Tale of Despereaux, The
The animation here is noticeable cheaper than the supreme budget stuff out of the genre ruling studios, but it’s not ‘cheap’, and it’s not flat. The problems come out of some stiff character movements and expression (think Star Wars: The Clone Wars), along with a few items that don’t appear to interact perfectly together. Otherwise Despereaux is a very handsome film, a painterly representation that isn’t common among CG animation. There aren’t many pastel colours used, rather the palette is aimed to highlight certain elements and characters, such as Despereaux’s hat. Despereaux’s reading fantasies are another world all together, lower in detail, and stylized somewhat like a 3D version of a Peter Chung cartoon.

The story is a traditional one, so it doesn’t feature a lot of surprises, but its firm in its morals, and is told in a surprisingly adult fashion.

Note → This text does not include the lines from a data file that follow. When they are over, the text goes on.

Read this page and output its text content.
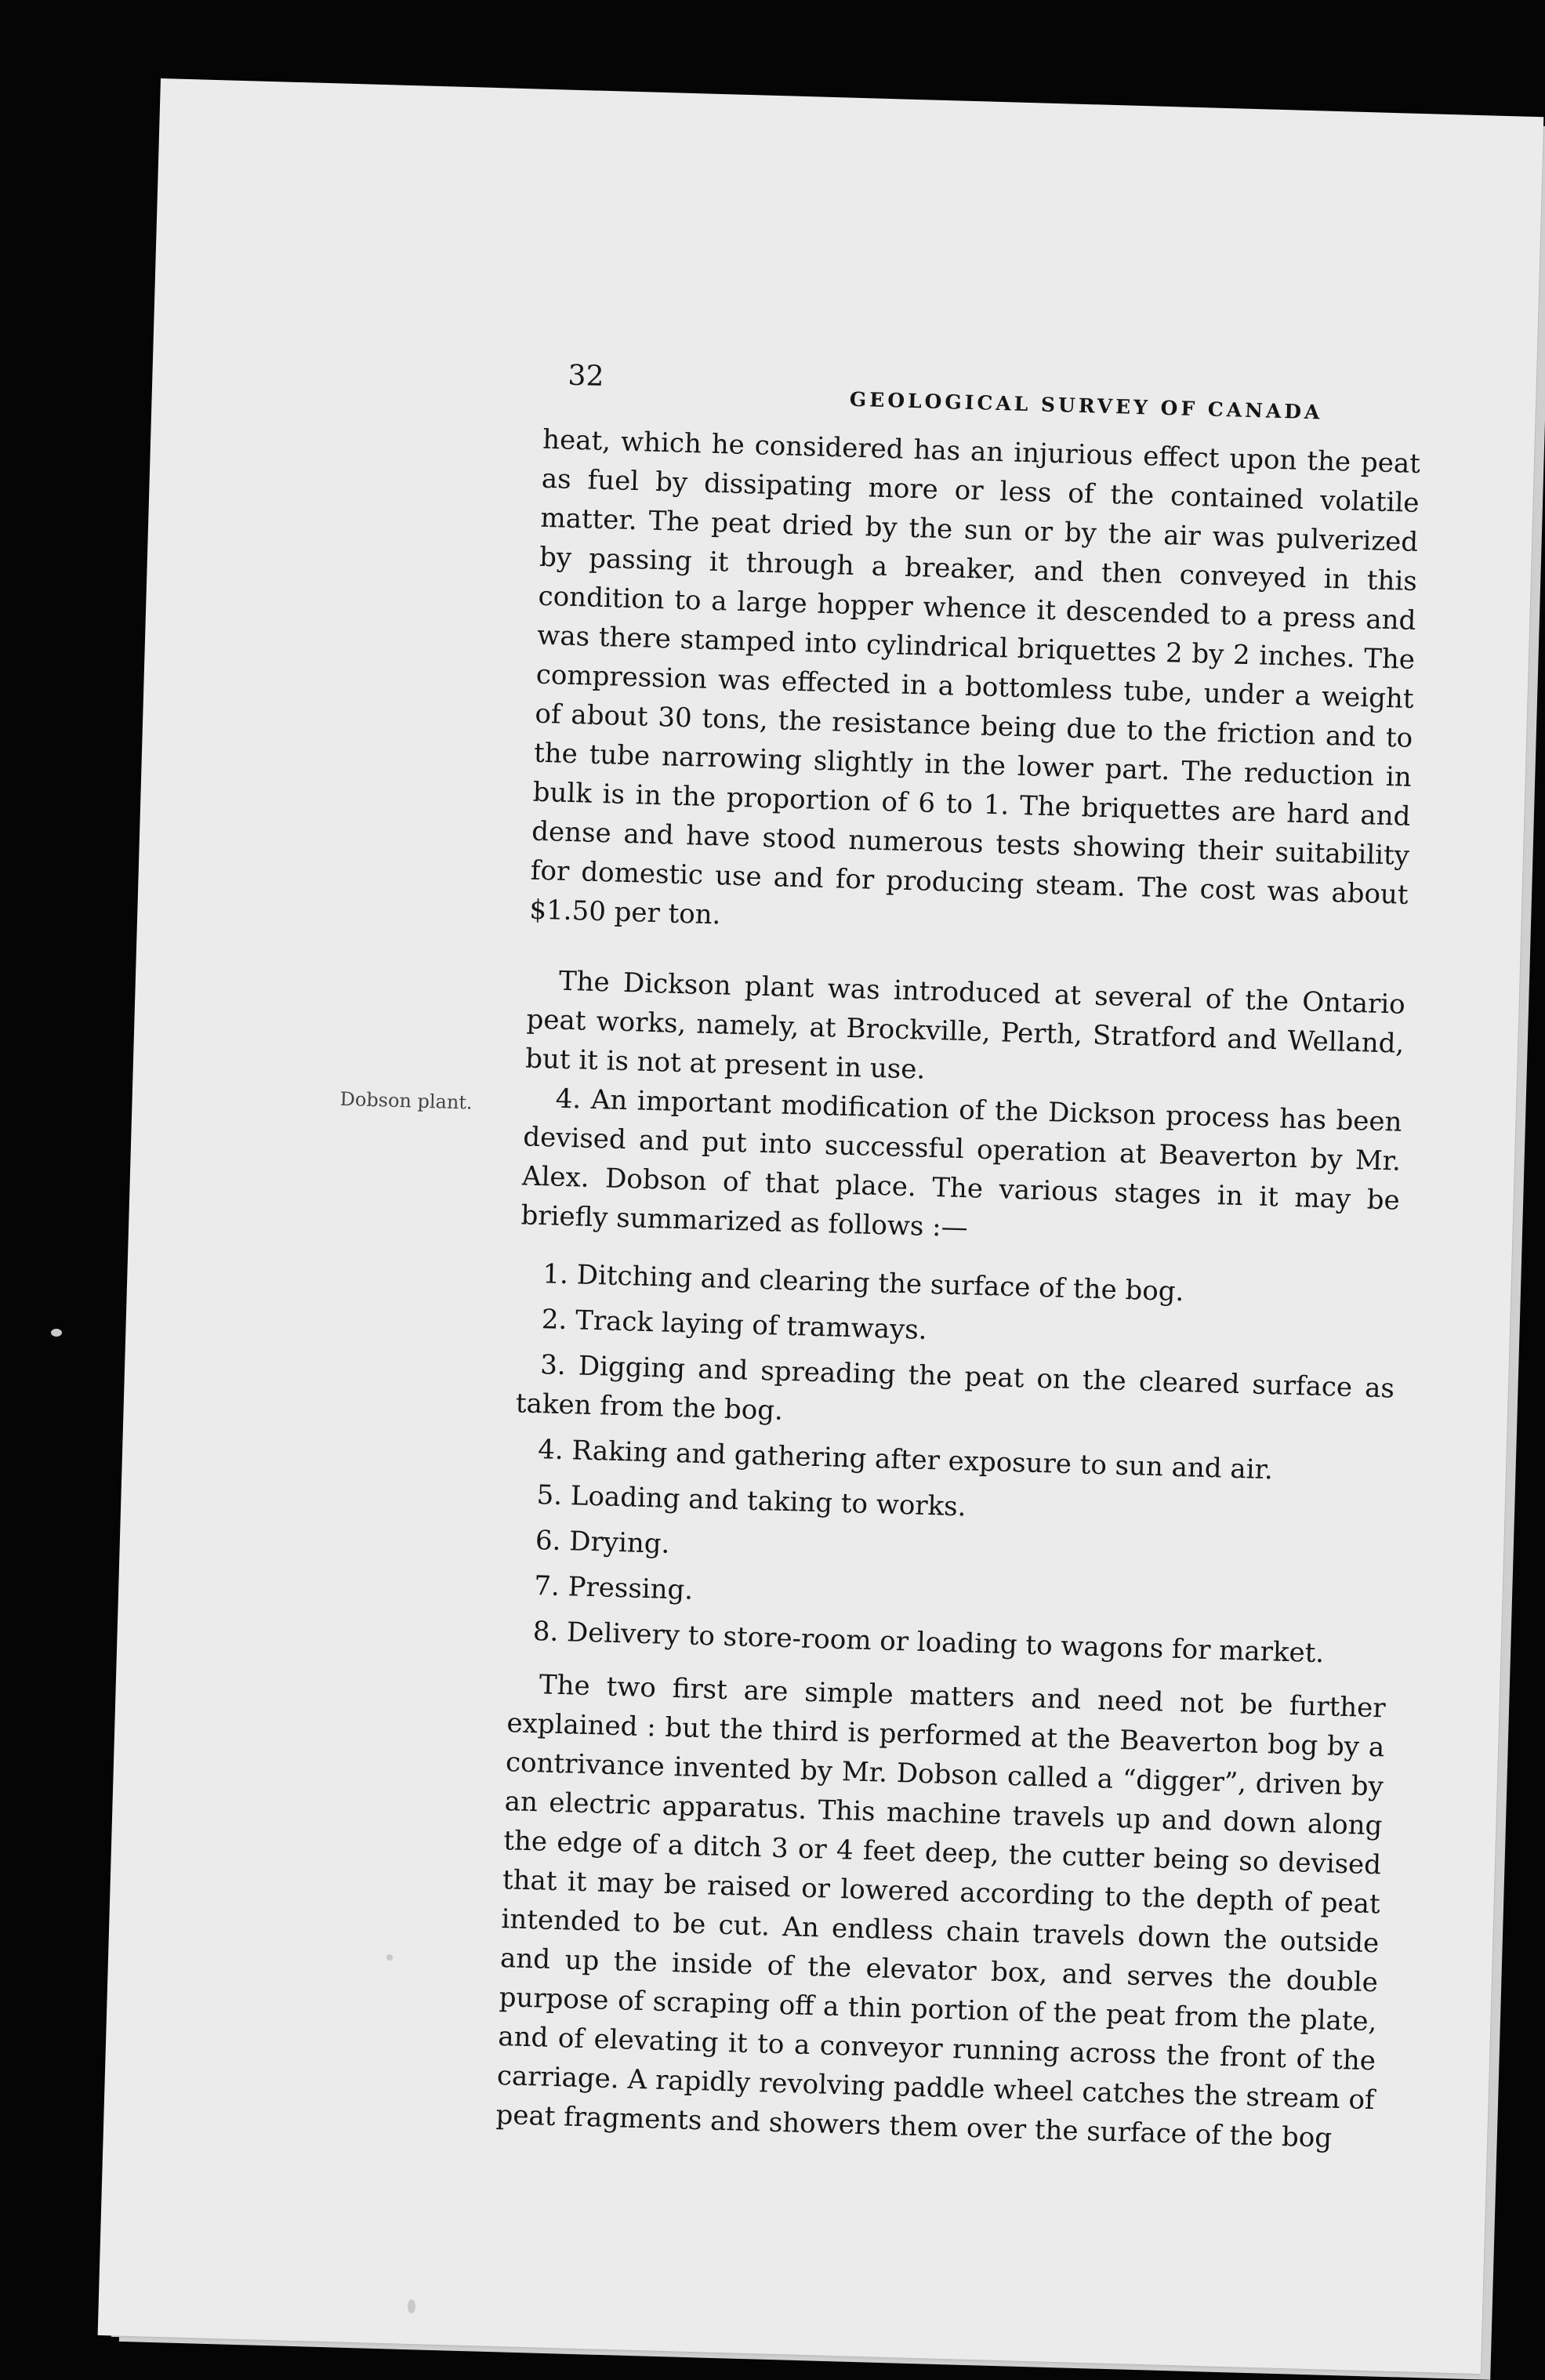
32
GEOLOGICAL SURVEY OF CANADA

heat, which he considered has an injurious effect upon the peat as fuel by dissipating more or less of the contained volatile matter. The peat dried by the sun or by the air was pulverized by passing it through a breaker, and then conveyed in this condition to a large hopper whence it descended to a press and was there stamped into cylindrical briquettes 2 by 2 inches. The compression was effected in a bottomless tube, under a weight of about 30 tons, the resistance being due to the friction and to the tube narrowing slightly in the lower part. The reduction in bulk is in the proportion of 6 to 1. The briquettes are hard and dense and have stood numerous tests showing their suitability for domestic use and for producing steam. The cost was about $1.50 per ton.

The Dickson plant was introduced at several of the Ontario peat works, namely, at Brockville, Perth, Stratford and Welland, but it is not at present in use.

Dobson plant.	4. An important modification of the Dickson process has been devised and put into successful operation at Beaverton by Mr. Alex. Dobson of that place. The various stages in it may be briefly summarized as follows :—

1. Ditching and clearing the surface of the bog.
2. Track laying of tramways.
3. Digging and spreading the peat on the cleared surface as taken from the bog.
4. Raking and gathering after exposure to sun and air.
5. Loading and taking to works.
6. Drying.
7. Pressing.
8. Delivery to store-room or loading to wagons for market.

The two first are simple matters and need not be further explained : but the third is performed at the Beaverton bog by a contrivance invented by Mr. Dobson called a “digger”, driven by an electric apparatus. This machine travels up and down along the edge of a ditch 3 or 4 feet deep, the cutter being so devised that it may be raised or lowered according to the depth of peat intended to be cut. An endless chain travels down the outside and up the inside of the elevator box, and serves the double purpose of scraping off a thin portion of the peat from the plate, and of elevating it to a conveyor running across the front of the carriage. A rapidly revolving paddle wheel catches the stream of peat fragments and showers them over the surface of the bog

I’m sure the film’s paltry box office receipts had more to do with short attention spans than actual quality. There are a lot of characters to keep track of, and the plot is so fluttery it’s difficult to get a grasp on the narrative, which has more to do with the style of modern storytelling than the skill of this story’s tellers. Many of the morals are universal, but some of the themes have specific allegorical ties to modern times, including obvious questions about blind trust of authority, blind loyalty to tradition, and blind trust in unnecessary fear. There’s a respectable leftist streak to the story, with similarities to Lang’s Metropolis mixed into the traditional ‘hero’s journey’ themes.

Tale of Despereaux, The
I haven’t read the book, but some major differences are pointed out in a Wikipedia article, and the adaptation does appear to account for some of the film’s pacing issues. It also seems that the book is even darker than the film, which is saying something (I’m unclear on how the film didn’t get a PG rating). But even the problems are unique enough to modern children’s entertainment that they become an integral part of the film’s success. The super star studded cast also adds to a lot to the film’s classy nature, but most of them act with a sort of abandonment that makes for a more dream-like production. Again, though, this shortcoming oddly adds to the appeal of such a strange and unexpected little film.

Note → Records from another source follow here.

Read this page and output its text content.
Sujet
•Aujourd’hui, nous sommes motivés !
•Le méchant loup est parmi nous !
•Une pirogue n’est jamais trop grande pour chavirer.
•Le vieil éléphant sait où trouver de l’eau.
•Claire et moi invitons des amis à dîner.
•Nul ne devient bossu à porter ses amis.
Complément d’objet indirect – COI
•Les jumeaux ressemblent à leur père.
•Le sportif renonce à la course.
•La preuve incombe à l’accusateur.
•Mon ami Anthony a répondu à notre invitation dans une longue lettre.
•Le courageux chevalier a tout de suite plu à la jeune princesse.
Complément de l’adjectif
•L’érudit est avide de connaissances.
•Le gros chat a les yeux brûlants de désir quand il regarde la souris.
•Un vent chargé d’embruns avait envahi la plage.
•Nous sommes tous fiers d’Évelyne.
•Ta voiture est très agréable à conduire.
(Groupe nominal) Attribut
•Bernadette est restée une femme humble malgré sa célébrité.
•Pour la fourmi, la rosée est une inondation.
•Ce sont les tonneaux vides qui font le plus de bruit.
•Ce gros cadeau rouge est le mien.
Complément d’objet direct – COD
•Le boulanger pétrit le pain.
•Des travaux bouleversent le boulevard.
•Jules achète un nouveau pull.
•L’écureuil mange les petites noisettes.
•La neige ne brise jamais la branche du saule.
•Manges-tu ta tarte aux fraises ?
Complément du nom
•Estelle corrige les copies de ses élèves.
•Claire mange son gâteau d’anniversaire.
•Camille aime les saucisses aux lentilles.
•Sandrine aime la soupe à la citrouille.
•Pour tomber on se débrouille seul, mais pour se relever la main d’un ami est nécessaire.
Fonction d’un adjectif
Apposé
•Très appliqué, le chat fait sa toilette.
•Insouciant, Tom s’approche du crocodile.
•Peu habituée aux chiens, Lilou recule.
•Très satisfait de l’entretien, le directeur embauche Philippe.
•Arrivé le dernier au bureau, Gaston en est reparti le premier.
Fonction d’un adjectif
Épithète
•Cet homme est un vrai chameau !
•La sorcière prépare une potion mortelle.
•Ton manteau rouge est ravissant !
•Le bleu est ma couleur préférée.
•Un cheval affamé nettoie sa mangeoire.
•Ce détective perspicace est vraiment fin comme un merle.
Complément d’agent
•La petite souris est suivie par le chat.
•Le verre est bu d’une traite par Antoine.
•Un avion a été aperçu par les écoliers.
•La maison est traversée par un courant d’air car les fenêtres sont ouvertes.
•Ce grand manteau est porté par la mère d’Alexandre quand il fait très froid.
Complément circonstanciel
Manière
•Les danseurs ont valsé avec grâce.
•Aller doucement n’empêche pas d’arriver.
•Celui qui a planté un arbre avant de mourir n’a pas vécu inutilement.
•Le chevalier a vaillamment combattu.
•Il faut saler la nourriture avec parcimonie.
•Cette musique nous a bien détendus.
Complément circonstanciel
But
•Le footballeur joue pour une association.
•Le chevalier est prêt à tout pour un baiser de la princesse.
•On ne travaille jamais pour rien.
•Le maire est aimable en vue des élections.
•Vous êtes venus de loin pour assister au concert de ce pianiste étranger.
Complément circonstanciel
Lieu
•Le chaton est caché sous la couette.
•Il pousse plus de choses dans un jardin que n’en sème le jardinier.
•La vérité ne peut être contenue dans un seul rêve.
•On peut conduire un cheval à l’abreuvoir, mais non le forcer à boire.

The animation budget is noticeably lower than stuff like Wall-E, assuming you know what to look for, but it’s still a very beautiful film, and it’s classily framed in 2.35:1, a rarity for animation. In high definition the details are easy to enjoy, but do show more of their limitations, including fur and hair, which don’t move in an entirely realistic manner. Textures are still very impressive, and are nicely juxtaposed against the super smooth human faces. Colours are a bit muted, but in an artistically appeasing fashion, and the colours that are most outwardly represented are solid and natural, without any noticeable compression noise or edge enhancement. The transfer’s major hole is a lack of deep blacks, which seem to be a victim of the overall palette’s greying.

Tale of Despereaux, The


Despereaux’s DTS-HD Master Audio 5.1 track is somewhat flat and empty for a studio animated film. Besides music, the rear and stereo channels get the majority of their work-out from echoing vocals (apparently the kingdom is quite spacious). The dialogue itself isn’t entirely consistent, and sometimes suffers a tinny quality. This may be because the directors’ insistence on recording the cast sessions in the same room. Sound effects are minimal and sparse, but work for the production in a sense of woebegone. William Ross’ score is an effective mix of traditional hero’s themes, and almost overwhelmingly melancholy. It’s a little low on the track, and is slightly lacking in low end representation, but the score is mostly warm and detailed.

Tale of Despereaux, The


Like many Universal disc’s Despereaux’s extras begin with U-Control option. This time around the audience has the option of either watching the entire film in animatic form with PiP, or watching a selection of PiP interviews with the filmmakers and cast. The interviews can mostly be found in the various making-of extras.

There are two deleted songs, ‘It’s Great to Be a Rat’ and ‘Soup’. I’m guessing the film was originally set to be a musical and that these were the only two songs that made it past the early editing phases, but I’m really just spitballing. ‘It’s Great to Be a Rat’ is a strangely modern tune with genuinely revolting lyrics, while ‘Soup’ is more of a marching theme. Both songs feature black and white animatic footage, rough sound effects, and what I’m assuming is demo version audio. They run four and a half minutes together.

Tale of Despereaux, The
‘The Tale of Despereaux: A Mostly Non-Fictional Making-of’ covers the process of writing the book and making the movie, from the mouths of many of the writers, filmmakers, and actors. It’s really another fluff piece EPK, but it gives us less than knowledgeable folks a bit of genuine behind the scenes information. Included in the mess are some of the filmed cast readings, which were made with props, story boards, the process of creating textures, and some of the specific classical art used as inspiration. The featurette runs about twelve minutes including credits.

The disc also houses six scene progression examples, which move from illustrated script, to story boards, rough digital layout, animation, and final lighting (all with final audio). These run a total of about thirty-five minutes and are followed by a silly little featurette called ‘The Top Ten Uses for Oversized Ears’, a ‘Make Your Own Soup’ game, a greeting card creator, and a sneak peek at Curious George 2: Follow that Monkey.

Tale of Despereaux, The


The Tale of Despereaux is a dark little fairytale, with some pretty strong allegories that some parents might not like, and the pacing might not enthral the littlest viewers, but it’s a pretty solid stepping stone to more adult fair. It’s not a perfect film, but it’s quite memorable in its unique approach to mainstream CG animation. The disc is light on intensive extras, and the A/V quality is pretty average, but I still strongly recommend at least a rent for curious parents.

* Note: The images on this page are not representative of the Blu-ray release.